Radio-Frequency Spectroscopy and the Dimensional Crossover in Interacting Spin-Polarized Fermi Gases

TL;DR

This paper investigates how radio-frequency spectroscopy reveals the dimensional crossover in spin-polarized Fermi gases confined in anisotropic traps, highlighting the role of emergent s-wave interactions in p-wave systems.

Contribution

It provides a theoretical analysis of RF spectroscopy signatures during 1D-to-3D and 2D-to-3D crossovers, including the effects of strong harmonic confinement and emergent interactions.

Findings

RF spectroscopy captures the dimensional crossover signatures.

Emergent s-wave interactions are crucial for understanding p-wave Fermi gases.

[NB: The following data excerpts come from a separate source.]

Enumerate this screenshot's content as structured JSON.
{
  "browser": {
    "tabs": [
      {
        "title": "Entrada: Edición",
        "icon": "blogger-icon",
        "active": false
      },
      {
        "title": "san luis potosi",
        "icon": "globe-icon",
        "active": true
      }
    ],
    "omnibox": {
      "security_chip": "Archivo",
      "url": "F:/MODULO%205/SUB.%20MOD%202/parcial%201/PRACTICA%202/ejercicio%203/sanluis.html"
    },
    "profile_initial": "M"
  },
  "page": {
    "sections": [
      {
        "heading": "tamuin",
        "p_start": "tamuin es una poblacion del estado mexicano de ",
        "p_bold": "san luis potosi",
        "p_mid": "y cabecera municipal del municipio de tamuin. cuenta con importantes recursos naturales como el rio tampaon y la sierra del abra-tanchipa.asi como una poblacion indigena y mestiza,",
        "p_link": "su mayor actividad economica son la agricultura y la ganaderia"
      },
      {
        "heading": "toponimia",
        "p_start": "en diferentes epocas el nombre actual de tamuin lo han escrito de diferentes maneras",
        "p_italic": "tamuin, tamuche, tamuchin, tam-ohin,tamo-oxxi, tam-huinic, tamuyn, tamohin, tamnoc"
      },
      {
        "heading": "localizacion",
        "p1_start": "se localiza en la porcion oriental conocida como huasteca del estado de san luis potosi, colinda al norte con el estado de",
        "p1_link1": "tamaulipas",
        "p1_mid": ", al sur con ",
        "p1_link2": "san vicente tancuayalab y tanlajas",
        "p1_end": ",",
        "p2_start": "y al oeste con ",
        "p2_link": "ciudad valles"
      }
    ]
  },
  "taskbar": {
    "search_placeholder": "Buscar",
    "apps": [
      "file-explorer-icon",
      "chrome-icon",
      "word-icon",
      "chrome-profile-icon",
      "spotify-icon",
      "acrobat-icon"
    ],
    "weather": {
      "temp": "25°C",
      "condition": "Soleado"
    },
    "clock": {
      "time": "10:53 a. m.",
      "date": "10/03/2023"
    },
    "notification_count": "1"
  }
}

The two-body T-matrix approach accurately models the bound states and transfer rates.

Abstract

Low-dimensional ultracold gases are created in the laboratory by confining three-dimensional (3D) gases inside highly anisotropic trapping potentials. Such trap geometries not only provide access to simulating one-dimensional (1D) and two-dimensional (2D) physics, but also can be used to study how the system crosses over towards a 3D system in the limit of weak confinement. In this work, we study the signature in radio-frequency (RF) spectroscopy for both the 1D-to-3D and the 2D-to-3D crossovers, in spin-polarized Fermi gases. We solve the two-body scattering T-matrix in the presence of strong harmonic confinement and use it to evaluate the two-body bound state and the RF spectroscopy transfer rate in the high frequency limit, covering both the quasi-low-dimensional and 3D limits. We find that in order to understand the dimensional crossover for spin-polarized Fermi gases with p-wave interactions, one needs to take into account an emergent s-wave interaction.